Another spotting in the ‘Crosswords in Literature’ hunt, this one quite unexpected. The English writer Kyril Bonfiglioli (yes, English, very English, in fact) wrote a sequence of novels about Charlie Mortdecai, an overweight art dealer, who finds himself swept up into crime, espionage and the like (Bonfiglioli makes it clear that: “This is not an autobiographical novel: it is about some other portly, dissolute, immoral and middle-aged art dealer.”) The suggestion that the books combine Wodehouse and Ian Fleming is a good one, though the style is happily nearer the former than the latter. (The alternative suggestion of Wodehouse-meets-Chandler is surely coloured by someone knowing that Wodehouse and Chandler went to the same school. Yes, they did, look it up.)
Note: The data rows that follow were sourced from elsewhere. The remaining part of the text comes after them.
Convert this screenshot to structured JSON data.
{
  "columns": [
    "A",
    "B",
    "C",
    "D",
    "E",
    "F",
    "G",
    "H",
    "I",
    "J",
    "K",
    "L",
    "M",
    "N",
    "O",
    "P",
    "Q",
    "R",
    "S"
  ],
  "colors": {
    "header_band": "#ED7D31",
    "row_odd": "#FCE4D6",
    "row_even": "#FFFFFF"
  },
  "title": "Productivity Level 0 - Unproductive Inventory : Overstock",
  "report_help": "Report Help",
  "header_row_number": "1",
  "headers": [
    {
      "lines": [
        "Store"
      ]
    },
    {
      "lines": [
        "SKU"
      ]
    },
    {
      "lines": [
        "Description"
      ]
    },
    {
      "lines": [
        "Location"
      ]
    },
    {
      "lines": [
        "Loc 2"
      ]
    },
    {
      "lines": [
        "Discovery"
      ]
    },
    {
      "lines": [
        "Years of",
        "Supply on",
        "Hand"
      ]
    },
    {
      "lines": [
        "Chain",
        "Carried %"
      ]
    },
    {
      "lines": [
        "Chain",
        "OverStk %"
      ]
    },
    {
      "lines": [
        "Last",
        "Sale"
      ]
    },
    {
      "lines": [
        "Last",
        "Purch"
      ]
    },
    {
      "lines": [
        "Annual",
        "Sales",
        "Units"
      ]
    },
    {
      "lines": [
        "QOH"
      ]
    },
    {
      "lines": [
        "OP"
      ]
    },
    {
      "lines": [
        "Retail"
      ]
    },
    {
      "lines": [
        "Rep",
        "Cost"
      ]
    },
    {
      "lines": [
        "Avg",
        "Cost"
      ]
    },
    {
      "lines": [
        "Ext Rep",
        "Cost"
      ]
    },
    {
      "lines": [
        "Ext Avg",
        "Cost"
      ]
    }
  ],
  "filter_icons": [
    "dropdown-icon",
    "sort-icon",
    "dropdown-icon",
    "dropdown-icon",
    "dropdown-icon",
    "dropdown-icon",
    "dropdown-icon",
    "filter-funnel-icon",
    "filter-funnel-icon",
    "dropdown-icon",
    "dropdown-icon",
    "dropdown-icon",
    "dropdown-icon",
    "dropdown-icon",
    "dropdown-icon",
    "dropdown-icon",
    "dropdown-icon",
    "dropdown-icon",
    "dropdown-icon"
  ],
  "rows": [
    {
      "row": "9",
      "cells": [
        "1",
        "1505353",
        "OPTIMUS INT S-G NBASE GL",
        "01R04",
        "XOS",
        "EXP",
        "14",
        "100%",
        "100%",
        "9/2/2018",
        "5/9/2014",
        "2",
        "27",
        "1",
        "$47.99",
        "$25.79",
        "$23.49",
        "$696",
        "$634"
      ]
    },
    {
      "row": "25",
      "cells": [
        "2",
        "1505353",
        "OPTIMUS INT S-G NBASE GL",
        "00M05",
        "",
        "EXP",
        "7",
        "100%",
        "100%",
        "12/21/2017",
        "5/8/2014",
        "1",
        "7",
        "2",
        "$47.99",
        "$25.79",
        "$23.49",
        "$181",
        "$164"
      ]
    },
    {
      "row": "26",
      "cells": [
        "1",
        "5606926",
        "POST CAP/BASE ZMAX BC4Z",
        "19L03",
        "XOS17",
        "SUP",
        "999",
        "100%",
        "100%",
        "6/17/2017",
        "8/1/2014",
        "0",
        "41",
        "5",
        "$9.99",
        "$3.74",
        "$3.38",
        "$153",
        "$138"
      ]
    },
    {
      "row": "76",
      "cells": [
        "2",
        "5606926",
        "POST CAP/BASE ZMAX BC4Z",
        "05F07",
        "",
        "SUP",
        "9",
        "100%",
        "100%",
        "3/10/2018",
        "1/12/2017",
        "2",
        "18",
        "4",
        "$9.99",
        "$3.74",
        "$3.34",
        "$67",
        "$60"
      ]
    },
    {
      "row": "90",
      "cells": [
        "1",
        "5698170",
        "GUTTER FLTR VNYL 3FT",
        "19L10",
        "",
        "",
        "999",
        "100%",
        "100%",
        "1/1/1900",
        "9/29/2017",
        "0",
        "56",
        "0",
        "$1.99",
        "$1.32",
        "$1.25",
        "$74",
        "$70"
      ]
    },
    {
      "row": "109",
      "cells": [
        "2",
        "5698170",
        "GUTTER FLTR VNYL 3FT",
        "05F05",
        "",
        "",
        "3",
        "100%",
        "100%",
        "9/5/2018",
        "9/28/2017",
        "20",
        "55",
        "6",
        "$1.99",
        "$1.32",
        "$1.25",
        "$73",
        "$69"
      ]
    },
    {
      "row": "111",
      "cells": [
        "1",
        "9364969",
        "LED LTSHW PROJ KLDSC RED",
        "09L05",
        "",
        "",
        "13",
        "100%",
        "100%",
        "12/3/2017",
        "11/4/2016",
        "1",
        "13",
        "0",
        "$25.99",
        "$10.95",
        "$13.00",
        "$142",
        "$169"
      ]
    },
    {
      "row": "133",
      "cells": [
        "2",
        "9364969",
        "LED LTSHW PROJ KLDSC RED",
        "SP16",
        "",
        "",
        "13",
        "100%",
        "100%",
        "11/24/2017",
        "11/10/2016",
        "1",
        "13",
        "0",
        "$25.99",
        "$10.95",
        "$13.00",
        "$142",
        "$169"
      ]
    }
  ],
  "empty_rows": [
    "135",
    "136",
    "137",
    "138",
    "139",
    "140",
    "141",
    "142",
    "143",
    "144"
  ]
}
There are three completed books (they are very funny, though I wouldn’t recommend reading them all straight through in a row; rather like too much pudding):
- Don’t Point That Thing At Me (1972)
- Something Nasty In The Woodshed (1976)
- After You With The Pistol (1979)
There is a fourth book with its missing chapter completed by Craig Brown, and a sort of ancestral prequel involving a pirate who makes Jack Sparrow look tame. Oddly enough, Johnny Depp is to appear in the film of the 1972 book next year, I gather, though to my mind you could squeeze two Johnny Depps within the frame of a single Charlie Mortdecai. All five books have recently – and that means June 2014 – been reissued, although only the three core ones are available in e-format.
Mortdecai is very English (one cannot imagine where Bonfiglioli got the idea that people with blatantly foreign surnames can be English…), and naturally does the Times crossword. In the middle of After You With The Pistol, Mortdecai is solving a Times crossword, and pauses to wonder whether it is by Adrian Bell. Yes, an actual name check, even though The Times has staunchly maintained anonymity for its setters. Well, not quite – in 1970, to mark the 40th anniversary of the puzzle, The Times interviewed the setter of No. 1, one Adrian Bell, who was still setting them four decades on. And how would I know about that interview, given that I didn’t dip much into The Times at the age of 11? Well, there’s Roger Millington’s book The Strange World of the Crossword (Crossword Puzzles, Their History and Their Cult in the US, I think), which came out in 1974, plumb in the middle of Bonfiglioli’s publishing dates.